Unused indexes are pure cost: they slow every INSERT/UPDATE, consume disk, bloat backups, and make autovacuum do more work — all for zero query benefit. Postgres tracks index usage for you, so finding them is a single catalog query.
The catalog view
pg_stat_user_indexes records idx_scan — how many times the planner has chosen each index since stats were last reset. An index with idx_scan = 0 has never been used.
SELECT s.schemaname,
s.relname AS table,
s.indexrelname AS index,
s.idx_scan,
pg_size_pretty(pg_relation_size(s.indexrelid)) AS size
FROM pg_stat_user_indexes s
JOIN pg_index i ON i.indexrelid = s.indexrelid
WHERE s.idx_scan = 0
AND NOT i.indisunique -- keep unique/PK constraints
AND NOT i.indisprimary
ORDER BY pg_relation_size(s.indexrelid) DESC;
Sort by size to prioritize the big wins.
The caveats that separate seniors from juniors
1. Counters reset. idx_scan resets on pg_stat_reset(), a crash, or a restore — and the counters are per-instance, not replicated.
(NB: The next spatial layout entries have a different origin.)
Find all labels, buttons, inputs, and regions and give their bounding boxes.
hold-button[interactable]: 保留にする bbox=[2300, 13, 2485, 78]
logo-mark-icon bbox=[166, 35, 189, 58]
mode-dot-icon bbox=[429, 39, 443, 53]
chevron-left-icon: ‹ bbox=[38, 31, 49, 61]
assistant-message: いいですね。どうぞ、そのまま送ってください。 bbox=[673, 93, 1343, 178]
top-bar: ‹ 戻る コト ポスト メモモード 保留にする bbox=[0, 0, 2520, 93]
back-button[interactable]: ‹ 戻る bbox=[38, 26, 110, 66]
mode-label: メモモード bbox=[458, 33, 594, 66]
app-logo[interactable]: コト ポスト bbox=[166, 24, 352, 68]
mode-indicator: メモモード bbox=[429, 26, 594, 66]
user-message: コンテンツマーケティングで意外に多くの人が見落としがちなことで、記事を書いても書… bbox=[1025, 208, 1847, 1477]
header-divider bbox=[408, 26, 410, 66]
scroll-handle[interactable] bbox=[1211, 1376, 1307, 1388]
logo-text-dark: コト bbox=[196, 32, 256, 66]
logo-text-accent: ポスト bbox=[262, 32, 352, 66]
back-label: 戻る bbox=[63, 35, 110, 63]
An index reading zero may simply mean stats were reset yesterday. Trust the numbers only over a representative window (weeks, covering monthly/quarterly jobs).
2. Check replicas too. A read replica may serve queries that use an index the primary never touches. The primary's idx_scan = 0 says nothing about the standby's usage — check pg_stat_user_indexes on each replica before dropping.
3. Never blindly drop unique/PK or constraint-backing indexes even at zero scans — they enforce integrity and back foreign keys, regardless of query usage (the NOT indisunique/NOT indisprimary filter above).
4. Drop safely with CONCURRENTLY to avoid an ACCESS EXCLUSIVE lock, and confirm it's reversible:
DROP INDEX CONCURRENTLY orders_legacy_idx;
You can also look for rarely-used / redundant indexes — high idx_scan but low idx_tup_fetch, or an index that's a left-prefix duplicate of a composite — but the idx_scan = 0 query is the first pass.